Ipotesi Tobin Tax

“L’Italia che ha fatto un passo importante dichiarando di non esser più ostile alla tassazione delle transazioni finanziarie di fronte alla richiesta di procedere eventualmente ad una cooperazione rafforzata, cioè non a 27, ma per esempio per la zona euro, potrebbe prendere in considerazione questa richiesta ma aderirebbe solo se anche per altri aspetti, come la politica finanziaria di gestione del mercato dei titoli sovrani, ci fosse una cooperazione rafforzata e quindi ci si muovesse ad un livello di cooperazione maggiore”.

Con queste parole il Primo Ministro Monti al recente vertice europeo ha posto la conditio sine qua non italiana per l’accettazione dell’ipotesi Tobin Tax, che deve essere affiancata da un meccanismo -i nomi si sprecano, ma il più gettonato è scudo anti-spread– che consenta alle Nazioni che hanno approvato il fiscal compact e avviato le necessarie riforme strutturali di finanziare il loro debito a tassi meno gravosi degli attuali.

Questa forma di do ut des, che da un lato evidenzia un’accresciuta forza contrattuale dei Paesi sud-europei, dall’altro potrebbe rivelarsi molto pericolosa, in quanto l’applicazione di una Tobin Tax così come fortemente voluta dalla Germania, seppur in cambio della cooperazione rafforzata richiesta dal Premier italiano, non trova negli studi economici fin qui effettuati un riscontro univoco in termini di efficacia, anzi.

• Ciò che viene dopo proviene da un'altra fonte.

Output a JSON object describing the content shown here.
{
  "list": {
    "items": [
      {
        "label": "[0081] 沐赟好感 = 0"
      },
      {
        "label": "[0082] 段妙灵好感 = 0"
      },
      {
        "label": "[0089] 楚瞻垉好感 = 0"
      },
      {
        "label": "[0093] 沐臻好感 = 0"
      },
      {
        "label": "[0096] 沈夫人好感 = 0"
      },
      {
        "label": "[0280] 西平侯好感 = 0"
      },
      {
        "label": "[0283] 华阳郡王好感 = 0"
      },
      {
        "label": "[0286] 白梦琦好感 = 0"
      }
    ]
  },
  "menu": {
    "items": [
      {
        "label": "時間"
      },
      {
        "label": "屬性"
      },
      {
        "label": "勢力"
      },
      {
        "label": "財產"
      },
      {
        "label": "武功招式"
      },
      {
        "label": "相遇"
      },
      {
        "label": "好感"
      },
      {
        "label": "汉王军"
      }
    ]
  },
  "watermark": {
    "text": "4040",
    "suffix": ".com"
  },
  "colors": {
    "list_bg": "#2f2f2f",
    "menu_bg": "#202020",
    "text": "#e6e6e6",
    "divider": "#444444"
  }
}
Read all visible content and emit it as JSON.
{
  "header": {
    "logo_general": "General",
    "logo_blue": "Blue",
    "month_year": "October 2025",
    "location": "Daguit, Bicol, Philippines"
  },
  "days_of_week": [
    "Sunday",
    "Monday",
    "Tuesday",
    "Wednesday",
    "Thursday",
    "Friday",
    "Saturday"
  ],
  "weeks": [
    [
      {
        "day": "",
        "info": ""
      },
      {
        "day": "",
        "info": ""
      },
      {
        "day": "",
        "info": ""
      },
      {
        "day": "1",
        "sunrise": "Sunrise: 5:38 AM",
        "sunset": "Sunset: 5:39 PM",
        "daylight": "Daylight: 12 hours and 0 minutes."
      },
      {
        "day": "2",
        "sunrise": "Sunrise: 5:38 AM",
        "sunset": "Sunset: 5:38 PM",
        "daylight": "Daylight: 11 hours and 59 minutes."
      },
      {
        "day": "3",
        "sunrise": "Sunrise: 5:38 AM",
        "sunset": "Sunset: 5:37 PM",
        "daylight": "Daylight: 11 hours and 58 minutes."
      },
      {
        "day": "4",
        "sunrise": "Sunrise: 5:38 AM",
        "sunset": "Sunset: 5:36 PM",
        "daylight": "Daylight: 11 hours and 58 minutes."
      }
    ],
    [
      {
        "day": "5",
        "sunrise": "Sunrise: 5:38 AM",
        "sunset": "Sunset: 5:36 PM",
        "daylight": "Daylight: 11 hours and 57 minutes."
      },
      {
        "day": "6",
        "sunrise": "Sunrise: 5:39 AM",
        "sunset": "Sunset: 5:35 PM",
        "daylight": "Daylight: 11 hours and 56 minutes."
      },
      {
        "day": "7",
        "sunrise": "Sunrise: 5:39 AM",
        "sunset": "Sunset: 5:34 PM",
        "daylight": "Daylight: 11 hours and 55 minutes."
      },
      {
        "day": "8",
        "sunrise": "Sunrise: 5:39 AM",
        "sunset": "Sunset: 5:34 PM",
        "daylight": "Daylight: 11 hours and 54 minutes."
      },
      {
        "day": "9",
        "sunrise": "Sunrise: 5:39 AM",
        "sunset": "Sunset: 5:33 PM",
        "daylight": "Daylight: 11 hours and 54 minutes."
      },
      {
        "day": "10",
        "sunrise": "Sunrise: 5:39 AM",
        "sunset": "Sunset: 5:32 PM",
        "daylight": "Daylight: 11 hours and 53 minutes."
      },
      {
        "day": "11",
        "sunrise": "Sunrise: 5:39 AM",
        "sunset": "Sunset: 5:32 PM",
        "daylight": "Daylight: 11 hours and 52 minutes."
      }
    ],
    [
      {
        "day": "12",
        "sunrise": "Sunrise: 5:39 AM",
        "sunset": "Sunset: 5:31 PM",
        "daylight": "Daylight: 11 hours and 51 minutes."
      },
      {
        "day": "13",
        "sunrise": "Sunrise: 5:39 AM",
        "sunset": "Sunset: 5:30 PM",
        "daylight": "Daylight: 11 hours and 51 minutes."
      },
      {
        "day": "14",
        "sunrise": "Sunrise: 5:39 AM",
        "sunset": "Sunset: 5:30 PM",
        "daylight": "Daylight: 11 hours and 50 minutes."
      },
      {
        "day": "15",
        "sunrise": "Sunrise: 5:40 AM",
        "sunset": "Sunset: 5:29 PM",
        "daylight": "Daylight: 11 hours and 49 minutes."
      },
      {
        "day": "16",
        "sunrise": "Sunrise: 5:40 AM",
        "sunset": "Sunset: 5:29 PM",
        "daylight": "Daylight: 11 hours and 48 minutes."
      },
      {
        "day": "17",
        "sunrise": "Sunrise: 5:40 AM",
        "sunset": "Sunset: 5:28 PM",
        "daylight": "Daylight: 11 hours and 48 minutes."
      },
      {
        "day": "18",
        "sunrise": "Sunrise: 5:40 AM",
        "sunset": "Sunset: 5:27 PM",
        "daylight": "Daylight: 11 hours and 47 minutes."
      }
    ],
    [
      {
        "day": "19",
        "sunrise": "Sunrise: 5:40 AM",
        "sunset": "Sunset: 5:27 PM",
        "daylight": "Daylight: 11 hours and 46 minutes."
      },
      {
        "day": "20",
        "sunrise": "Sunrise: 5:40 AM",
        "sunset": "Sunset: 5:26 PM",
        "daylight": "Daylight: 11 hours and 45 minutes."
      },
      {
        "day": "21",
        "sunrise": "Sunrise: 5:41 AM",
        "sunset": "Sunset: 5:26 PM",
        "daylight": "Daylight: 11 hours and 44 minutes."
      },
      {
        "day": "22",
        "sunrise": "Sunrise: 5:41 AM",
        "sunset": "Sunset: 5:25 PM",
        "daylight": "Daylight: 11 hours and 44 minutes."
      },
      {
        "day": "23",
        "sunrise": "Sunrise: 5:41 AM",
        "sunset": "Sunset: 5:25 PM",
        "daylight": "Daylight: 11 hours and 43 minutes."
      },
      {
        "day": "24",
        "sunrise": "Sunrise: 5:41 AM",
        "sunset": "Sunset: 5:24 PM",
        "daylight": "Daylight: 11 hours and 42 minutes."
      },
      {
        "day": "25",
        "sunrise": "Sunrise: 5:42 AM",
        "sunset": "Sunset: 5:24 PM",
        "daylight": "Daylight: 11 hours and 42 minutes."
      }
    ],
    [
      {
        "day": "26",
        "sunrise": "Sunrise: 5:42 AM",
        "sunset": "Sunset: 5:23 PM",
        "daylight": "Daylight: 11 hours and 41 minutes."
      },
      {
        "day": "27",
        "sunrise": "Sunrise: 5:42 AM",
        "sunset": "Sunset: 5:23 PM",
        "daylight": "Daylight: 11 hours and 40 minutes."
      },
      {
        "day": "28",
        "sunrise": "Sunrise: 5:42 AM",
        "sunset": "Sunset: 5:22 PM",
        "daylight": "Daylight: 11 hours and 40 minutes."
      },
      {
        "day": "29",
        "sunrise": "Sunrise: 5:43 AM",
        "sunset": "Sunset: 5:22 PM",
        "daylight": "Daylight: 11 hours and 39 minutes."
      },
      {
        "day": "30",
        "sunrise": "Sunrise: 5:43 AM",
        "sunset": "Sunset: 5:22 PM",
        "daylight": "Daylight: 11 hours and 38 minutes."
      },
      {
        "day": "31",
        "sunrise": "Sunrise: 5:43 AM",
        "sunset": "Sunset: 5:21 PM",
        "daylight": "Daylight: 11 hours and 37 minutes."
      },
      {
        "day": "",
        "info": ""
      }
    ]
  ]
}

L’entusiasmo tedesco per l’iniziativa plausibilmente deriva dai conti della Commissione europea, che ha stimato in 57 miliardi di euro l’extra-gettito annuale che la tassa apporterebbe; conti che però non trovano conferma nei molti studi recentemente commissionati, tra cui quello della maxi-società di consulenza Ernst&Young, che invece stima una perdita di 116 miliardi per l’euro-sistema nello scenario di un’applicazione reale della tassa, prevista entro la fine dell’anno, specialmente nel caso in cui l’Inghilterra non ne prendesse parte.

Quest’ultima eventualità, se non in termini di effetti almeno in termini di partecipazione, è indubbiamente la più realistica, tanto che dall’ipotesi di partenza di una tassa sulle transizioni finanziarie a livello di sistema europeo già si parla di una variante ristretta al “nocciolo duro” dei Paesi europei.

Se consideriamo che la Tobin Tax era inizialmente stata concepita per essere imposta a livello globale, in maniera che i capitali non potessero in alcun modo sfuggirvi, dato che l’applicazione da parte di un singolo Paese o di un gruppo di Paesi avrebbe portato alla veloce fuga delle transazioni da quei mercati, l’idea di portare avanti il progetto della tassa nemmeno per l’intero sistema europeo, ma solo per una parte di esso, potrebbe tradursi in un clamoroso autogol finanziario per quello stesso nocciolo duro che ne sta vagliando l’applicazione.

Nel peggiore degli scenari potrebbe essere presa dagli investitori stranieri come ultimo pretesto per spiccare il volo dalle Nazioni che procedessero con l’implementazione della tassa, creando così una netta spaccatura all’interno della stessa Unione, tra la zona tax-free e quella non, che non si potrebbe risolvere se non ricorrendo a misure di protezionismo finanziario inter-statale, che a loro volta costituirebbero il punto di partenza perfetto per la definitiva frammentazione economica e politica europea.